Dass die Verhandlungspartner für den Freitag im Kraftwerk Kardaun zu einer Pressekonferenz laden, lässt darauf schließen, dass man handelseins geworden ist.

Der Erfolg

Fast ein Jahrzehnt lang hat die ehemalige SEL-Spitze das Bild von der „Heimholung der Energie" bemüht. Heute weiß man, dass es eine Operation mit einigen Schrammen war.

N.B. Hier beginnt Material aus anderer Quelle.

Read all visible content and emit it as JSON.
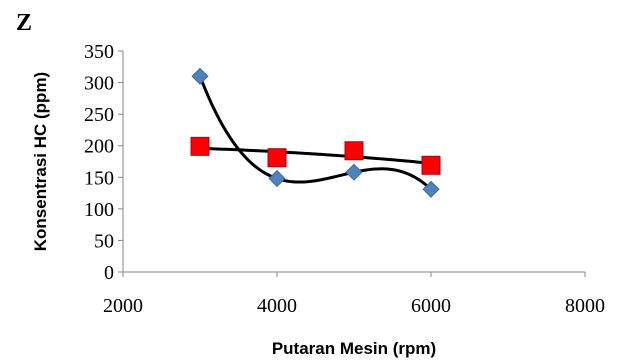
{
  "panel_label": "Z",
  "chart_data": {
    "type": "scatter",
    "title": "",
    "xlabel": "Putaran Mesin (rpm)",
    "ylabel": "Konsentrasi HC (ppm)",
    "xlim": [
      2000,
      8000
    ],
    "ylim": [
      0,
      350
    ],
    "x_ticks": [
      2000,
      4000,
      6000,
      8000
    ],
    "y_ticks": [
      0,
      50,
      100,
      150,
      200,
      250,
      300,
      350
    ],
    "grid": false,
    "legend": "none",
    "series": [
      {
        "marker": "diamond",
        "color": "#4F81BD",
        "x": [
          3000,
          4000,
          5000,
          6000
        ],
        "y": [
          310,
          148,
          158,
          131
        ],
        "trendline": "polynomial-order-3"
      },
      {
        "marker": "square",
        "color": "#FF0000",
        "x": [
          3000,
          4000,
          5000,
          6000
        ],
        "y": [
          199,
          181,
          192,
          169
        ],
        "trendline": "polynomial-order-2"
      }
    ],
    "trendline_color": "#000000"
  }
}
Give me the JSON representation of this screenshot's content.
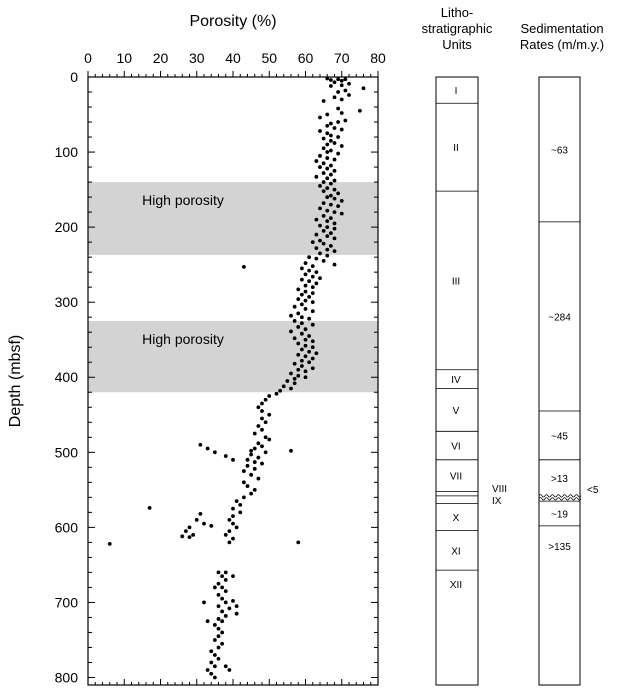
{
  "chart_data": {
    "type": "scatter",
    "title": "",
    "xlabel": "Porosity (%)",
    "ylabel": "Depth (mbsf)",
    "xlim": [
      0,
      80
    ],
    "ylim": [
      0,
      810
    ],
    "y_inverted": true,
    "x_ticks": [
      0,
      10,
      20,
      30,
      40,
      50,
      60,
      70,
      80
    ],
    "y_ticks": [
      0,
      100,
      200,
      300,
      400,
      500,
      600,
      700,
      800
    ],
    "grid": false,
    "x_axis_position": "top",
    "series": [
      {
        "marker_color": "#000000",
        "points": [
          [
            66,
            2
          ],
          [
            67,
            4
          ],
          [
            69,
            3
          ],
          [
            70,
            5
          ],
          [
            71,
            3
          ],
          [
            68,
            7
          ],
          [
            72,
            9
          ],
          [
            70,
            11
          ],
          [
            67,
            12
          ],
          [
            76,
            15
          ],
          [
            71,
            18
          ],
          [
            69,
            20
          ],
          [
            72,
            24
          ],
          [
            68,
            27
          ],
          [
            70,
            30
          ],
          [
            65,
            32
          ],
          [
            75,
            45
          ],
          [
            69,
            42
          ],
          [
            70,
            48
          ],
          [
            66,
            50
          ],
          [
            64,
            54
          ],
          [
            71,
            58
          ],
          [
            69,
            60
          ],
          [
            67,
            62
          ],
          [
            66,
            65
          ],
          [
            68,
            68
          ],
          [
            70,
            70
          ],
          [
            64,
            72
          ],
          [
            66,
            75
          ],
          [
            67,
            78
          ],
          [
            69,
            80
          ],
          [
            65,
            82
          ],
          [
            67,
            85
          ],
          [
            68,
            88
          ],
          [
            66,
            90
          ],
          [
            70,
            92
          ],
          [
            65,
            95
          ],
          [
            67,
            98
          ],
          [
            66,
            100
          ],
          [
            69,
            102
          ],
          [
            64,
            105
          ],
          [
            66,
            108
          ],
          [
            68,
            110
          ],
          [
            63,
            112
          ],
          [
            65,
            115
          ],
          [
            67,
            118
          ],
          [
            64,
            120
          ],
          [
            66,
            122
          ],
          [
            68,
            125
          ],
          [
            65,
            128
          ],
          [
            67,
            130
          ],
          [
            63,
            133
          ],
          [
            66,
            135
          ],
          [
            68,
            138
          ],
          [
            65,
            140
          ],
          [
            67,
            142
          ],
          [
            64,
            145
          ],
          [
            66,
            148
          ],
          [
            68,
            150
          ],
          [
            65,
            152
          ],
          [
            69,
            155
          ],
          [
            67,
            158
          ],
          [
            66,
            160
          ],
          [
            68,
            162
          ],
          [
            70,
            165
          ],
          [
            65,
            168
          ],
          [
            67,
            170
          ],
          [
            69,
            172
          ],
          [
            64,
            175
          ],
          [
            66,
            178
          ],
          [
            68,
            180
          ],
          [
            70,
            182
          ],
          [
            65,
            185
          ],
          [
            67,
            188
          ],
          [
            63,
            190
          ],
          [
            66,
            192
          ],
          [
            68,
            195
          ],
          [
            64,
            198
          ],
          [
            66,
            200
          ],
          [
            68,
            202
          ],
          [
            65,
            205
          ],
          [
            67,
            208
          ],
          [
            63,
            210
          ],
          [
            66,
            212
          ],
          [
            68,
            215
          ],
          [
            64,
            218
          ],
          [
            62,
            220
          ],
          [
            65,
            222
          ],
          [
            67,
            225
          ],
          [
            63,
            228
          ],
          [
            66,
            230
          ],
          [
            68,
            232
          ],
          [
            64,
            235
          ],
          [
            66,
            238
          ],
          [
            61,
            240
          ],
          [
            63,
            242
          ],
          [
            65,
            245
          ],
          [
            60,
            248
          ],
          [
            68,
            250
          ],
          [
            62,
            252
          ],
          [
            59,
            255
          ],
          [
            61,
            258
          ],
          [
            63,
            260
          ],
          [
            60,
            263
          ],
          [
            62,
            266
          ],
          [
            64,
            268
          ],
          [
            59,
            270
          ],
          [
            61,
            272
          ],
          [
            63,
            275
          ],
          [
            60,
            278
          ],
          [
            62,
            280
          ],
          [
            58,
            283
          ],
          [
            60,
            286
          ],
          [
            62,
            288
          ],
          [
            59,
            290
          ],
          [
            61,
            293
          ],
          [
            58,
            296
          ],
          [
            60,
            298
          ],
          [
            62,
            300
          ],
          [
            59,
            303
          ],
          [
            57,
            306
          ],
          [
            60,
            309
          ],
          [
            62,
            312
          ],
          [
            58,
            315
          ],
          [
            56,
            318
          ],
          [
            59,
            320
          ],
          [
            61,
            322
          ],
          [
            57,
            325
          ],
          [
            59,
            328
          ],
          [
            62,
            330
          ],
          [
            58,
            333
          ],
          [
            60,
            336
          ],
          [
            56,
            339
          ],
          [
            59,
            342
          ],
          [
            61,
            345
          ],
          [
            57,
            348
          ],
          [
            60,
            350
          ],
          [
            62,
            352
          ],
          [
            58,
            355
          ],
          [
            60,
            358
          ],
          [
            62,
            360
          ],
          [
            59,
            363
          ],
          [
            61,
            366
          ],
          [
            63,
            368
          ],
          [
            58,
            370
          ],
          [
            60,
            372
          ],
          [
            62,
            375
          ],
          [
            59,
            378
          ],
          [
            61,
            380
          ],
          [
            57,
            382
          ],
          [
            59,
            385
          ],
          [
            62,
            388
          ],
          [
            58,
            390
          ],
          [
            60,
            392
          ],
          [
            56,
            395
          ],
          [
            58,
            398
          ],
          [
            60,
            400
          ],
          [
            57,
            402
          ],
          [
            55,
            405
          ],
          [
            57,
            408
          ],
          [
            54,
            412
          ],
          [
            56,
            415
          ],
          [
            53,
            418
          ],
          [
            52,
            422
          ],
          [
            50,
            425
          ],
          [
            49,
            430
          ],
          [
            48,
            435
          ],
          [
            47,
            440
          ],
          [
            48,
            445
          ],
          [
            50,
            450
          ],
          [
            48,
            455
          ],
          [
            49,
            460
          ],
          [
            47,
            465
          ],
          [
            48,
            470
          ],
          [
            46,
            475
          ],
          [
            49,
            480
          ],
          [
            50,
            483
          ],
          [
            47,
            488
          ],
          [
            48,
            492
          ],
          [
            46,
            495
          ],
          [
            49,
            500
          ],
          [
            45,
            503
          ],
          [
            47,
            507
          ],
          [
            44,
            510
          ],
          [
            46,
            513
          ],
          [
            48,
            515
          ],
          [
            44,
            518
          ],
          [
            46,
            522
          ],
          [
            43,
            525
          ],
          [
            45,
            530
          ],
          [
            47,
            535
          ],
          [
            43,
            540
          ],
          [
            44,
            545
          ],
          [
            46,
            550
          ],
          [
            45,
            555
          ],
          [
            43,
            560
          ],
          [
            41,
            565
          ],
          [
            42,
            570
          ],
          [
            40,
            575
          ],
          [
            42,
            580
          ],
          [
            40,
            585
          ],
          [
            39,
            590
          ],
          [
            40,
            595
          ],
          [
            41,
            600
          ],
          [
            39,
            605
          ],
          [
            38,
            610
          ],
          [
            40,
            615
          ],
          [
            39,
            620
          ],
          [
            31,
            582
          ],
          [
            30,
            590
          ],
          [
            32,
            595
          ],
          [
            28,
            600
          ],
          [
            27,
            605
          ],
          [
            29,
            610
          ],
          [
            28,
            613
          ],
          [
            26,
            612
          ],
          [
            34,
            598
          ],
          [
            17,
            574
          ],
          [
            6,
            622
          ],
          [
            58,
            620
          ],
          [
            31,
            490
          ],
          [
            33,
            495
          ],
          [
            35,
            500
          ],
          [
            38,
            505
          ],
          [
            40,
            510
          ],
          [
            45,
            498
          ],
          [
            56,
            498
          ],
          [
            43,
            253
          ],
          [
            36,
            660
          ],
          [
            37,
            665
          ],
          [
            38,
            670
          ],
          [
            36,
            675
          ],
          [
            37,
            680
          ],
          [
            38,
            685
          ],
          [
            36,
            690
          ],
          [
            37,
            695
          ],
          [
            38,
            700
          ],
          [
            40,
            698
          ],
          [
            36,
            705
          ],
          [
            39,
            708
          ],
          [
            37,
            712
          ],
          [
            41,
            715
          ],
          [
            38,
            718
          ],
          [
            36,
            722
          ],
          [
            37,
            725
          ],
          [
            35,
            730
          ],
          [
            36,
            735
          ],
          [
            37,
            740
          ],
          [
            36,
            745
          ],
          [
            35,
            750
          ],
          [
            37,
            755
          ],
          [
            36,
            760
          ],
          [
            34,
            765
          ],
          [
            35,
            770
          ],
          [
            36,
            775
          ],
          [
            34,
            780
          ],
          [
            35,
            785
          ],
          [
            33,
            790
          ],
          [
            34,
            795
          ],
          [
            35,
            800
          ],
          [
            38,
            785
          ],
          [
            39,
            790
          ],
          [
            32,
            700
          ],
          [
            33,
            725
          ],
          [
            41,
            705
          ],
          [
            38,
            660
          ],
          [
            40,
            665
          ],
          [
            35,
            680
          ]
        ]
      }
    ],
    "shaded_bands": [
      {
        "label": "High porosity",
        "depth_range": [
          140,
          237
        ]
      },
      {
        "label": "High porosity",
        "depth_range": [
          325,
          420
        ]
      }
    ],
    "lithostratigraphic_units": {
      "title_lines": [
        "Litho-",
        "stratigraphic",
        "Units"
      ],
      "units": [
        {
          "label": "I",
          "top": 0,
          "base": 35
        },
        {
          "label": "II",
          "top": 35,
          "base": 152
        },
        {
          "label": "III",
          "top": 152,
          "base": 390
        },
        {
          "label": "IV",
          "top": 390,
          "base": 415
        },
        {
          "label": "V",
          "top": 415,
          "base": 472
        },
        {
          "label": "VI",
          "top": 472,
          "base": 510
        },
        {
          "label": "VII",
          "top": 510,
          "base": 552
        },
        {
          "label": "VIII",
          "top": 552,
          "base": 558
        },
        {
          "label": "IX",
          "top": 558,
          "base": 568
        },
        {
          "label": "X",
          "top": 568,
          "base": 604
        },
        {
          "label": "XI",
          "top": 604,
          "base": 657
        },
        {
          "label": "XII",
          "top": 657,
          "base": 810
        }
      ]
    },
    "sedimentation_rates": {
      "title_lines": [
        "Sedimentation",
        "Rates (m/m.y.)"
      ],
      "intervals": [
        {
          "label": "~63",
          "top": 0,
          "base": 193
        },
        {
          "label": "~284",
          "top": 193,
          "base": 445
        },
        {
          "label": "~45",
          "top": 445,
          "base": 510
        },
        {
          "label": ">13",
          "top": 510,
          "base": 558
        },
        {
          "label": "<5",
          "top": 558,
          "base": 565,
          "wavy": true
        },
        {
          "label": "~19",
          "top": 565,
          "base": 598
        },
        {
          "label": ">135",
          "top": 598,
          "base": 810
        }
      ]
    }
  }
}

Es ist jetzt ausgerechnet Arno Kompatscher, der in seinem ersten Regierungsjahr genau diesen Schritt aber verwirklicht. Südtirol hat jetzt seine Hand nicht nur auf 10 Großkraftwerken, sondern es fließen auch endlich alle Steuern aus dem Stromgeschäft in den Südtiroler Landeshaushalt.
Zudem kommt man mit diesem Deal auch der Entwirrung eines anderen gordischen Knotens näher: Dem Problem der von der alten SEL-Führung erschwindelten Konzessionen. Denn es sind genau diese zehn Großkraftwerke bei denen Maximilian Rainer und Michl Laimer die Unterlagen ausgetauscht und damit widerrechtlich getrickst hatten.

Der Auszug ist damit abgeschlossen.